E eu aceitei. O Gonçalo era o mais talentoso de todos nós, tocava Bach, na guitarra clássica. Pediu-me para eu aprender o Bad Wisdom da Suzanne Vega, era um betinho, um tótó, um nerd, nunca mais o vi, mora ao pé do Santo António, quase que aposto que é economista do Banco de Portugal, não sei como é que ele gostava tanto daquela música que ainda hoje, nos dias mais difíceis, trauteio:
Mother, the doctor knows something is wrong
Cause my body has strange information
He's looked in my eyes and knows I'm not a child
But he doesn't dare ask the right question
Mother, my friends are no longer my friends
And the games we once played have no meaning
I've gone serious and shy and they can't figure why
So they've left me to my own daydreaming
Mother, you've taught me the laws are so fine
If I'm good that I will be protected
I've fallen through the crack and there's no getting back
And I'll never trust whoever gets elected
Mother, your eyes have gone suddenly cold
And it wasn't what I was expecting
Once I did think that I'd find comfort there
And instead you've gone hard and suspecting
Mother, I'm cut at the root like a weed
Cause there's no one to hear my small story
Just like a woman who walks in the street
I will pay for my life with my body
What price to pay
For bad wisdom
Too young to know
Too much too soon
Bad wisdom
O teclista, o Carlos, chegou mais tarde (havia um outro guitarrista, mas não me lembro do seu nome; sei que namorava com a Paula, que lia a matéria dos livros nas aulas como a Manuela MouraGuedes lê o noticiário da TVI, a Paula tinha sido minha colega de secretária nas aulas de Ciências Naturais do professor Palma Borges, nos barracões pré-fabricados de madeira da Preparatória Gago Coutinho, mas não me lembro do nome do rapaz, que tinha uns lindos olhos verdes e morava no Bairro de São Miguel), foi humilhado num concerto no Ramiro José pela actual estrela da música pimba, Romana (na altura chamava-se Carla), ela puxou-o para o palco e cantou: "Tu és um amor, tu és um anjo. E melhor que tu eu não arranjo".

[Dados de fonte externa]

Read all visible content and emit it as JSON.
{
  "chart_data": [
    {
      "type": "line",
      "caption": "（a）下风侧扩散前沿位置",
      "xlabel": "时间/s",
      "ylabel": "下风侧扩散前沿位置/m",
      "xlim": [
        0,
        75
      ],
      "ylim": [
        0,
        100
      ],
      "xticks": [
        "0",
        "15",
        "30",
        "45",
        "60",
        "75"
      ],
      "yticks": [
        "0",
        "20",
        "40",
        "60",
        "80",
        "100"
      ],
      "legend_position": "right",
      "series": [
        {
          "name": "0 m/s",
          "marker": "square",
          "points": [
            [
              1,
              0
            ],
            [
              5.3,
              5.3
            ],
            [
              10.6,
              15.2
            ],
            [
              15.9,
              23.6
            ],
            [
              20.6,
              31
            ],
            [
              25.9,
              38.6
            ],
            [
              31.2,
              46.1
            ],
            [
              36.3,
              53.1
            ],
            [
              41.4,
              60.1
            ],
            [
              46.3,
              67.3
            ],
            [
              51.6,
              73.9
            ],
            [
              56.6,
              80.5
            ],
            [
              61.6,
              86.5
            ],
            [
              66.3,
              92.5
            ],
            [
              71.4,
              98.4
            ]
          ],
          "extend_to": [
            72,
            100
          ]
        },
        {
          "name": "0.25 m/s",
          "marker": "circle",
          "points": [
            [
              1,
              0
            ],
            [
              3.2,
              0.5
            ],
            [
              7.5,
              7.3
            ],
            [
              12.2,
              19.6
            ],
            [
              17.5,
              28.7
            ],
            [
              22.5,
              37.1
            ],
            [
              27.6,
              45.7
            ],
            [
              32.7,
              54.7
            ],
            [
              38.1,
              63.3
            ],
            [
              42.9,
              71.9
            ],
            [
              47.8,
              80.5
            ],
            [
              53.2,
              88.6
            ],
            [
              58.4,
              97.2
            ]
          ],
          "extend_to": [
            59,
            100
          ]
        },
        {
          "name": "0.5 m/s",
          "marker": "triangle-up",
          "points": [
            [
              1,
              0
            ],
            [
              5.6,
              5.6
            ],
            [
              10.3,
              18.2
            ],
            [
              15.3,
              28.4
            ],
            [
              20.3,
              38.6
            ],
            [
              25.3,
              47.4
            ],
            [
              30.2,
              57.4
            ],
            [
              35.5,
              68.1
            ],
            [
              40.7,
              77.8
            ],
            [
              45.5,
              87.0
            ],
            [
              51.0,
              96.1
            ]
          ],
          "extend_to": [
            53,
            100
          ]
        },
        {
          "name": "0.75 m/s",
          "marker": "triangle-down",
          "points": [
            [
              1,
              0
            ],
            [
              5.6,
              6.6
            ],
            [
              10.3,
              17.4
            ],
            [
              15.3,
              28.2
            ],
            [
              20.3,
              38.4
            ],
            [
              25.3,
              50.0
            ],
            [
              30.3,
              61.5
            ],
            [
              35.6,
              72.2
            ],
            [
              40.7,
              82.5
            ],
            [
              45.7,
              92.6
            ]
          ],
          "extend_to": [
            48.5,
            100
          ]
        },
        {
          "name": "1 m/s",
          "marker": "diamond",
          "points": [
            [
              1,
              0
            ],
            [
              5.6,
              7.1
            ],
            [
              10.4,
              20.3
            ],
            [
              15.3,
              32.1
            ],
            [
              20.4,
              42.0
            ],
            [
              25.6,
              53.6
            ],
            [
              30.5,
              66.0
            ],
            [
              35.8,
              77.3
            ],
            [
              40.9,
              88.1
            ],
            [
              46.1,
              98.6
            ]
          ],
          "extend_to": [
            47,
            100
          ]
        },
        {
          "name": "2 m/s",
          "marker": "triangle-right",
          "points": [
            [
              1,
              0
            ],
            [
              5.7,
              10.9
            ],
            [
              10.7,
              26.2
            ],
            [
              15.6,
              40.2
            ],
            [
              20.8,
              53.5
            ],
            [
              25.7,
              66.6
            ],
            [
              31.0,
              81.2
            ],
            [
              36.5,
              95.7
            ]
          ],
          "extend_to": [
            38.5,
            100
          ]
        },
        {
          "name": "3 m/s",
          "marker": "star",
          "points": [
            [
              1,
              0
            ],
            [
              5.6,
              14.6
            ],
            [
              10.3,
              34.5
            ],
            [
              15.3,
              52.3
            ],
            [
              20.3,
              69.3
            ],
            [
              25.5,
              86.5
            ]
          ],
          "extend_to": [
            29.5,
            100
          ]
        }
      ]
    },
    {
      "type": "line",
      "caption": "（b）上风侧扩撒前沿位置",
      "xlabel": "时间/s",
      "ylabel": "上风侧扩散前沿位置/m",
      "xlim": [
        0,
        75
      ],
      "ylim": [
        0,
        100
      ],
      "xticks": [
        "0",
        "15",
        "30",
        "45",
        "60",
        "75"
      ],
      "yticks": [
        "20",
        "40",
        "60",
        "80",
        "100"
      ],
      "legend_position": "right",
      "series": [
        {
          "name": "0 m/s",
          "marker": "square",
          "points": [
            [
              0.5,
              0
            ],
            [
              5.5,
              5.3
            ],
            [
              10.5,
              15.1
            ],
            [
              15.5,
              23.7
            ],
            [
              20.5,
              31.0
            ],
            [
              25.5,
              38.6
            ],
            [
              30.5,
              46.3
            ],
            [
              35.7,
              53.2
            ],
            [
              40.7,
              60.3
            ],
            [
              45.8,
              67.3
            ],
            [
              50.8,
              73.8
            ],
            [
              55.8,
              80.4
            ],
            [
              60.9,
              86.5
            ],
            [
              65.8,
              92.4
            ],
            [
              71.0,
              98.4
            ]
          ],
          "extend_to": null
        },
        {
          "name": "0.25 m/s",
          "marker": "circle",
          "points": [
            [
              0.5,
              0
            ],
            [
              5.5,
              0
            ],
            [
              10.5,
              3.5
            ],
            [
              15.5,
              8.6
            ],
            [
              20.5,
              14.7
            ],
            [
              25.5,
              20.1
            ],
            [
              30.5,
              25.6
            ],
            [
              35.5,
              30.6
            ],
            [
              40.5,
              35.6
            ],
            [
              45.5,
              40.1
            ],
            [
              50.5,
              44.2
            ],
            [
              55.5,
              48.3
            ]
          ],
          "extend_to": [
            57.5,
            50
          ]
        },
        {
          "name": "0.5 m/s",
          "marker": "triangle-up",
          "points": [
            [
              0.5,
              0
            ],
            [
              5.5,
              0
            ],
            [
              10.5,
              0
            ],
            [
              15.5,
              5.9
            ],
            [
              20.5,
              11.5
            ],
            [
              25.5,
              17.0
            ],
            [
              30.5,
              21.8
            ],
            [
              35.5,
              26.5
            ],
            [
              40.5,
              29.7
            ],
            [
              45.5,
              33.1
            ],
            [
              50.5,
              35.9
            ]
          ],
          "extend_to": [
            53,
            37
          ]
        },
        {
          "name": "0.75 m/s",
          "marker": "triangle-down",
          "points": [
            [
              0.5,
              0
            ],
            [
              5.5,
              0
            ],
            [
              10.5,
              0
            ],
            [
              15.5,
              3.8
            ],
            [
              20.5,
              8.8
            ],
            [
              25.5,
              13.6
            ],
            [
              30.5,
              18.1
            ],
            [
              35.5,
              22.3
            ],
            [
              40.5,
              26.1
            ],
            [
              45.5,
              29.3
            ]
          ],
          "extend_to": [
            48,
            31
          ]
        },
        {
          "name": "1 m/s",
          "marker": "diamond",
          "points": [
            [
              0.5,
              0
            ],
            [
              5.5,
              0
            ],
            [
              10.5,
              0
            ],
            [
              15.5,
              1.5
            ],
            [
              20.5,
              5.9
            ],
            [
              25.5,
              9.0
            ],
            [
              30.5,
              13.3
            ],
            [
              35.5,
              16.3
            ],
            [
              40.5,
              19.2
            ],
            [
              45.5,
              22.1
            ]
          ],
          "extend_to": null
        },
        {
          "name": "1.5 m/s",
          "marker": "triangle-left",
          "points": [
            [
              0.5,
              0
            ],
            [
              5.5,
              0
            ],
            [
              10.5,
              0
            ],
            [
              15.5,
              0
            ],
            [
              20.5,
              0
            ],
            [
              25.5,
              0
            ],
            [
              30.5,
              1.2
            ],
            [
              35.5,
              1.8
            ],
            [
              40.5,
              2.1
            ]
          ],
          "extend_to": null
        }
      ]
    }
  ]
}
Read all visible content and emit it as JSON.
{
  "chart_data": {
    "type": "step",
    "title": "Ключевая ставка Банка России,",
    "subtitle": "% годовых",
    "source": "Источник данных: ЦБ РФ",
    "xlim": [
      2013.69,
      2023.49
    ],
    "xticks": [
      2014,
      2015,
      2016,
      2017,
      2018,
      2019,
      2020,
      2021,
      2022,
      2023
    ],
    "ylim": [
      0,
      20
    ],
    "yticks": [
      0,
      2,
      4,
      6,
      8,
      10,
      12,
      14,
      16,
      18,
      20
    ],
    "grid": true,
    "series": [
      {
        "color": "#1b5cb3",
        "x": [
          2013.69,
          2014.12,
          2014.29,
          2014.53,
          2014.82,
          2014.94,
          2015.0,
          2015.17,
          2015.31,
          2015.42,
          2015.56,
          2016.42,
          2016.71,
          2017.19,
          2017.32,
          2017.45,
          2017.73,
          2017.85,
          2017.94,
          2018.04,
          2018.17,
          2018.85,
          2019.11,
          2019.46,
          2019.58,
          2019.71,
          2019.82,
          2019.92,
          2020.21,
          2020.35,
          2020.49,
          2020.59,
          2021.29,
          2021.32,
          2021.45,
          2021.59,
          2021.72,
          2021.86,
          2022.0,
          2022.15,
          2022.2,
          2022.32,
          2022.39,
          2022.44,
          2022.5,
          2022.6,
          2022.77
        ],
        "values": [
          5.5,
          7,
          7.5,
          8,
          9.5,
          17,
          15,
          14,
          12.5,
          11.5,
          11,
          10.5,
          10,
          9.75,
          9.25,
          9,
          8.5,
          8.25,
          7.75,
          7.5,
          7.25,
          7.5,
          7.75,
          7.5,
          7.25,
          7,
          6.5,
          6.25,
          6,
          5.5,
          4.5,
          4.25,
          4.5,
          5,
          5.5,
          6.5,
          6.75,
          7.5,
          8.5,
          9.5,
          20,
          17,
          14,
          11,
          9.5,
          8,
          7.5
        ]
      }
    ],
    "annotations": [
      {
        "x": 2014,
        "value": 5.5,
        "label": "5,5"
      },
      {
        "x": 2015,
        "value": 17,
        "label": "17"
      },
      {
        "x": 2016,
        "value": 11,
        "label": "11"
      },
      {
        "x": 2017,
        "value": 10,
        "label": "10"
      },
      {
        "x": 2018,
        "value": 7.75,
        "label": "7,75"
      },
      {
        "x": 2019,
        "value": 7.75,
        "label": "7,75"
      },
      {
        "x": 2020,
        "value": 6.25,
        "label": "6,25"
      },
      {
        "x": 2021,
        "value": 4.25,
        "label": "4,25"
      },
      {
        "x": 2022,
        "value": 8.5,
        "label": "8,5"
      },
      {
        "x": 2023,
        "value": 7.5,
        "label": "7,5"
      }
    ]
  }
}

No meu primeiro concerto, para angariar dinheiro para um velhote que tinha um cancro pesado e uma reforma leve, ninguém da minha família foi assistir. Neste, que era também para operar uma criançinha, esteve lá o Leonardo, o Manuel Ricardo, o "tontinho" e o Valdemar. A Magui penso que não foi, achava que eu estava grávida porque não me vinha o período há mais de seis meses, quando, na realidade, a menstruação só tinha desaparecido porque eu deixei de comer carne e peixe, aliás, deixei de comer ponto; ficava-me bem dizer que era por convicção, mas não foi, lá em casa passaram-se momentos maus, sem dinheiro pasta de dentes ou os livros da escola.
A moça faz avaliações nutricionais (será a Herbalife?), tinha dentes de mentirosa mas já não tem - eu também tinha dentes encavalitados e já não tenho -, não faço ideia como se chama, mas ela demora-se na conversa, insinua que eu tenho uns quilos a perder, quer saber o que foi feito de mim, sabe o meu nome, vê-se que é vendedora, que é das boas até, mas assim que abri a porta de alumínio do restaurante e vi as cadeiras de pau rosa trabalhadas, alinhadas, com almofadas de veludo encarnado imperial, olhei para ela, alta, espadaúda, na mesa um tipo troglodita com gorro na cabeça, e esta imagem esteve comigo o tempo todo do jantar de aniversário do meu irmão mais velho: tu és aquela que eu apanhei a fazer um broche junto à casa do lixo de um prédio da Estados Unidos da América.
Amanhã continuo o post sobre a família.